Jet lag da laboratorio. Per la ricerca pubblicata su Communications Biology, il team ha disturbato il normale orologio biologico di alcuni ratti somministrando loro infusioni di un ormone, il corticosterone, più o meno sincronizzate con l'alternanza giorno-notte. Il corticosterone svolge nei topi un compito equivalente a quello che il cortisolo ha negli esseri umani: l'ormone che induce nell'organismo uno stato di progressiva allerta aumenta nelle ore che precedono la veglia e diminuisce con il passare delle ore diurne.

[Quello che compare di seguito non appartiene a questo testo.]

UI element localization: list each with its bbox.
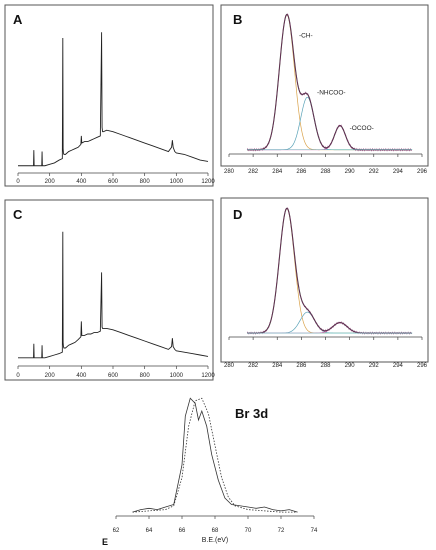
- x-tick-label: 70: [245, 528, 252, 534]
- x-tick-label: 292: [369, 363, 380, 369]
- x-tick-label: 200: [45, 179, 56, 185]
- x-tick-label: 72: [278, 528, 285, 534]
- x-tick-label: 294: [393, 169, 404, 175]
- x-tick-label: 0: [16, 179, 20, 185]
- raw-spectrum-line: [246, 207, 412, 335]
- x-tick-label: 400: [76, 373, 87, 379]
- panel-label: C: [13, 207, 23, 222]
- x-tick-label: 290: [345, 169, 356, 175]
- x-tick-label: 286: [296, 169, 307, 175]
- panel-label: D: [233, 207, 242, 222]
- x-tick-label: 1200: [201, 179, 215, 185]
- panel-e: E 62 64 66 68 70 72 74 Br 3d B.E.(eV): [102, 397, 318, 547]
- x-tick-label: 282: [248, 169, 259, 175]
- panel-label: E: [102, 537, 108, 547]
- x-tick-label: 296: [417, 363, 428, 369]
- x-tick-label: 296: [417, 169, 428, 175]
- x-tick-label: 68: [212, 528, 219, 534]
- panel-label: B: [233, 12, 242, 27]
- peak-annotation: -OCOO-: [350, 125, 374, 132]
- peak-annotation: -NHCOO-: [317, 89, 346, 96]
- x-tick-label: 1000: [170, 179, 184, 185]
- x-tick-label: 280: [224, 363, 235, 369]
- panel-d: D 280 282 284 286 288 290 292 294 296: [220, 197, 429, 369]
- panel-c: C 0 200 400 600 800 1000 1200: [4, 199, 215, 381]
- fitted-spectrum-line: [132, 397, 298, 513]
- x-tick-label: 800: [140, 179, 151, 185]
- x-tick-label: 290: [345, 363, 356, 369]
- survey-spectrum-line: [18, 231, 209, 359]
- panel-frame: [4, 4, 214, 187]
- panel-a: A 0 200 400 600 800 1000 1200: [4, 4, 215, 187]
- x-tick-label: 800: [140, 373, 151, 379]
- panel-frame: [4, 199, 214, 381]
- measured-spectrum-line: [132, 397, 298, 513]
- x-axis-label: B.E.(eV): [202, 537, 228, 544]
- x-tick-label: 284: [272, 169, 283, 175]
- fit-component-2: [247, 96, 412, 151]
- x-tick-label: 294: [393, 363, 404, 369]
- survey-spectrum-line: [18, 32, 209, 167]
- x-tick-label: 280: [224, 169, 235, 175]
- raw-spectrum-line: [246, 13, 412, 152]
- x-tick-label: 600: [108, 179, 119, 185]
- x-tick-label: 288: [320, 169, 331, 175]
- x-tick-label: 62: [113, 528, 120, 534]
- x-tick-label: 74: [311, 528, 318, 534]
- x-tick-label: 200: [45, 373, 56, 379]
- x-tick-label: 286: [296, 363, 307, 369]
- x-tick-label: 284: [272, 363, 283, 369]
- envelope-line: [247, 13, 412, 151]
- fit-component-3: [247, 322, 412, 334]
- peak-annotation: -CH-: [299, 33, 313, 40]
- x-tick-label: 282: [248, 363, 259, 369]
- x-tick-label: 1200: [201, 373, 215, 379]
- panel-label: A: [13, 12, 23, 27]
- x-tick-label: 64: [146, 528, 153, 534]
- x-tick-label: 66: [179, 528, 186, 534]
- x-tick-label: 0: [16, 373, 20, 379]
- x-tick-label: 1000: [170, 373, 184, 379]
- panel-frame: [220, 4, 429, 167]
- envelope-line: [247, 207, 412, 334]
- x-tick-label: 292: [369, 169, 380, 175]
- panel-b: B 280 282 284 286 288 290 292 294 296 -CH- -NHCOO- -…: [220, 4, 429, 175]
- x-tick-label: 400: [76, 179, 87, 185]
- chart-title: Br 3d: [235, 406, 268, 421]
- panel-frame: [220, 197, 429, 363]
- x-tick-label: 288: [320, 363, 331, 369]
- x-tick-label: 600: [108, 373, 119, 379]
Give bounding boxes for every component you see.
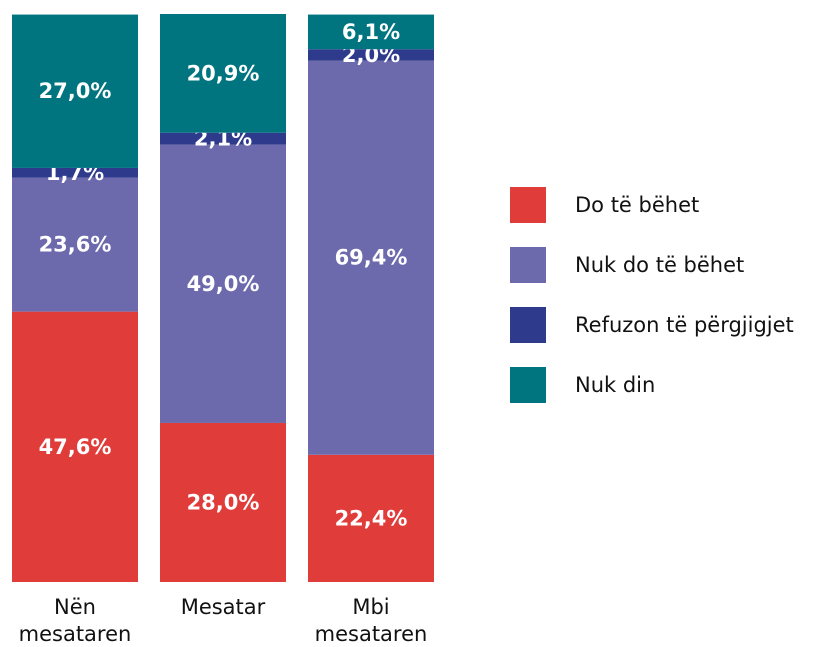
bar-segment xyxy=(160,14,286,133)
legend-swatch xyxy=(510,367,546,403)
x-tick-label: Mesatar xyxy=(180,595,266,619)
value-label: 6,1% xyxy=(342,20,400,44)
legend-swatch xyxy=(510,307,546,343)
x-tick-label: Mbi mesataren xyxy=(314,595,428,646)
bar-segment xyxy=(160,422,286,582)
bar-segment xyxy=(12,177,138,312)
legend-label: Nuk din xyxy=(575,373,655,397)
bar-segment xyxy=(308,454,434,582)
legend-label: Nuk do të bëhet xyxy=(575,253,744,277)
value-label: 47,6% xyxy=(39,435,112,459)
value-label: 23,6% xyxy=(39,233,112,257)
bar-segment xyxy=(308,60,434,455)
bar-segment xyxy=(12,167,138,178)
value-label: 22,4% xyxy=(335,506,408,530)
bar-segment xyxy=(12,14,138,168)
legend-label: Do të bëhet xyxy=(575,193,699,217)
value-label: 20,9% xyxy=(187,61,260,85)
value-label: 49,0% xyxy=(187,272,260,296)
bar-segment xyxy=(160,144,286,423)
value-label: 69,4% xyxy=(335,246,408,270)
legend-label: Refuzon të përgjigjet xyxy=(575,313,794,337)
bar-segment xyxy=(160,132,286,145)
value-label: 28,0% xyxy=(187,490,260,514)
legend-swatch xyxy=(510,247,546,283)
value-label: 27,0% xyxy=(39,79,112,103)
bar-segment xyxy=(308,14,434,50)
bar-segment xyxy=(12,311,138,582)
bar-segment xyxy=(308,49,434,61)
legend-swatch xyxy=(510,187,546,223)
x-tick-label: Nën mesataren xyxy=(18,595,132,646)
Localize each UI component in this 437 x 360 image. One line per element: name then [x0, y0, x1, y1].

Fame a orari strani. I ratti i cui ritmi erano stati mandati fuori fase dalle infusioni ormonali hanno consumato la stessa quantità di cibo dei ratti rimasti sincronizzati alle normali fasi sonno-veglia. Ma a differenza degli altri, i roditori "alterati" hanno mangiato la metà del cibo ingerito in un giorno in orari in cui di norma avrebbero dovuto dormire. Ciò non ha provocato un aumento di peso: il problema è stato, piuttosto, un enorme scostamento dagli orari dei pasti solitamente seguiti dagli animali.
Interruttori sballati. Secondo i ricercatori, l'alterazione dell'appetito sarebbe stata provocata da un'aumentata attività, in momenti inappropriati, dei geni che regolano il bisogno di mangiare. Alcuni geni che producono proteine che stimolano l'appetito sono infatti risultati attivi in momenti in cui di solito sarebbero rimasti "silenziati", mentre altri che sopprimono l'appetito sono stati messi in pausa dalle fluttuazioni ormonali.
Correre ai ripari. Se lo stesso fenomeno fosse confermato anche nei lavoratori notturni umani, come lo si potrebbe contrastare? Alcune buone pratiche, come limitare i pasti alle ore diurne, potrebbero dare benefici: studi scientifici dimostrano che il Time-Restricted Eating, cioè la restrizione della finestra oraria in cui è consentito alimentarsi, può aiutare a prevenire i disturbi dell'umore in chi lavora su turni notturni e a tutelare la salute cardiovascolare.
Un aiuto dalla chimica. Ma poiché questi segnali cerebrali di regolazione dell'appetito sono potenti e difficilmente contrastabili con l'autocontrollo e la disciplina, un'altra strada potrebbe essere la terapia farmacologica, ora che sappiamo quali proteine stimolano la fame notturna.